Shown below are two identical objects (same size and orientation) which are 5 cm apart. A lens is placed 3 cm to the right of object 1. You observe that both images formed of the two objects are at the same location.
a) Determine the type of lens you have.
b) Calculate the location of the images in terms of distance to the right or left from object 1.
c) Determine the focal length of the lens.
d) Are the two images formed the same size? If not, which one is bigger?
- Solution
-
a) For both images to be at the same location, one image must be virtual and the other one real. Thus, the lens is converging.
b) The image of object 1 is real since the lens is further from this object, so the object must be placed outside the focal length.

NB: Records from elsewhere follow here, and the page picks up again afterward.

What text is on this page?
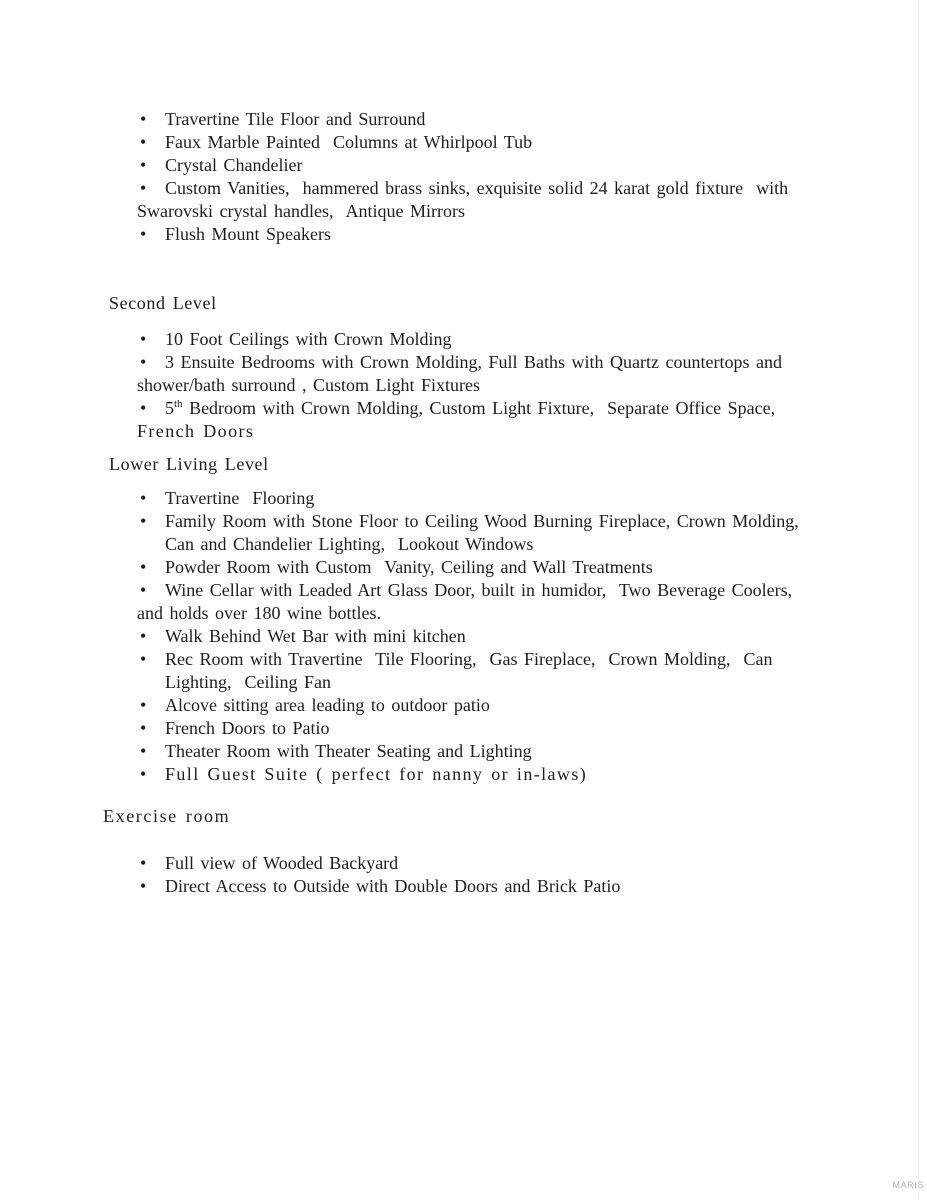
• Travertine Tile Floor and Surround
• Faux Marble Painted  Columns at Whirlpool Tub
• Crystal Chandelier
• Custom Vanities,  hammered brass sinks, exquisite solid 24 karat gold fixture  with
Swarovski crystal handles,  Antique Mirrors
• Flush Mount Speakers
Second Level
• 10 Foot Ceilings with Crown Molding
• 3 Ensuite Bedrooms with Crown Molding, Full Baths with Quartz countertops and
shower/bath surround , Custom Light Fixtures
• 5th Bedroom with Crown Molding, Custom Light Fixture,  Separate Office Space,
French Doors
Lower Living Level
• Travertine  Flooring
• Family Room with Stone Floor to Ceiling Wood Burning Fireplace, Crown Molding,
Can and Chandelier Lighting,  Lookout Windows
• Powder Room with Custom  Vanity, Ceiling and Wall Treatments
• Wine Cellar with Leaded Art Glass Door, built in humidor,  Two Beverage Coolers,
and holds over 180 wine bottles.
• Walk Behind Wet Bar with mini kitchen
• Rec Room with Travertine  Tile Flooring,  Gas Fireplace,  Crown Molding,  Can
Lighting,  Ceiling Fan
• Alcove sitting area leading to outdoor patio
• French Doors to Patio
• Theater Room with Theater Seating and Lighting
• Full Guest Suite ( perfect for nanny or in-laws)
Exercise room
• Full view of Wooded Backyard
• Direct Access to Outside with Double Doors and Brick Patio
MARIS
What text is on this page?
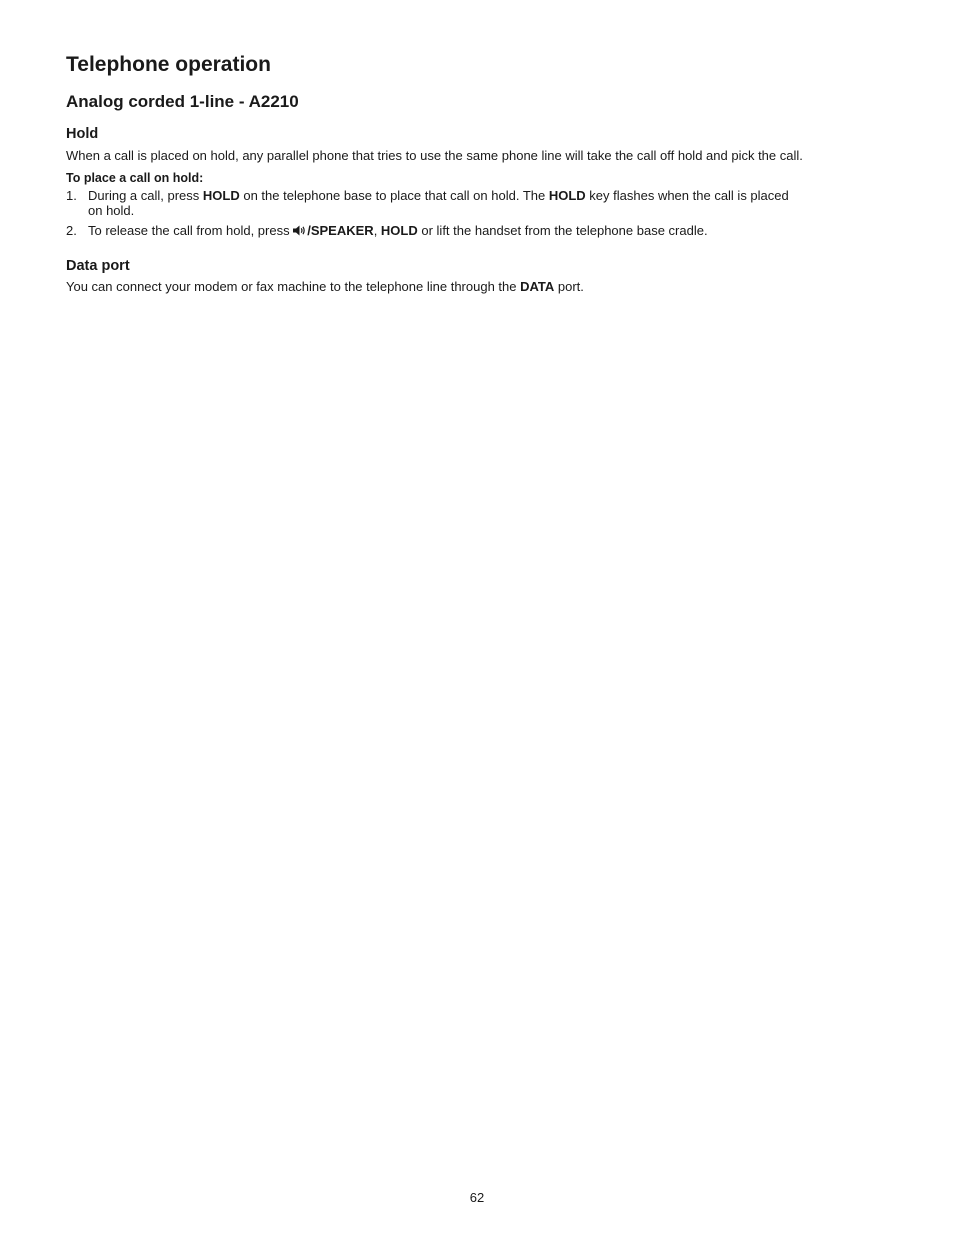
Telephone operation
Analog corded 1-line - A2210
Hold

When a call is placed on hold, any parallel phone that tries to use the same phone line will take the call off hold and pick the call.

To place a call on hold:

1. During a call, press HOLD on the telephone base to place that call on hold. The HOLD key flashes when the call is placed
on hold.
2. To release the call from hold, press /SPEAKER, HOLD or lift the handset from the telephone base cradle.
Data port

You can connect your modem or fax machine to the telephone line through the DATA port.

62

The thin-lens equation for this case is:
\[\dfrac{1}{f}=\dfrac{1}{3}+\dfrac{1}{i}\nonumber\]
The image of object 2 is virtual, the image distance is negative, but its magnitude is the same as for the image of object 1:
\[\dfrac{1}{f}=\dfrac{1}{2}-\dfrac{1}{|i|}\nonumber\]
Setting the two equations equal and solving for \(i\) we get:
\[\dfrac{1}{3}+\dfrac{1}{i}=\dfrac{1}{2}-\dfrac{1}{i}\nonumber\]
\[i=12cm\nonumber\]
The images are 15 cm to the right of object 1, 12 cm to the lens and another 3 cm to object 1.
c) Solving for focal length using the first equation in part b):
\[\dfrac{1}{f}=\dfrac{1}{3}+\dfrac{1}{12}=\dfrac{5}{12}\rightarrow f=2.4cm\nonumber\]
d) Since \(M=-i/o\) and the image distance is the same for both, the one with the smaller object distance will be bigger, which is the image of object 2.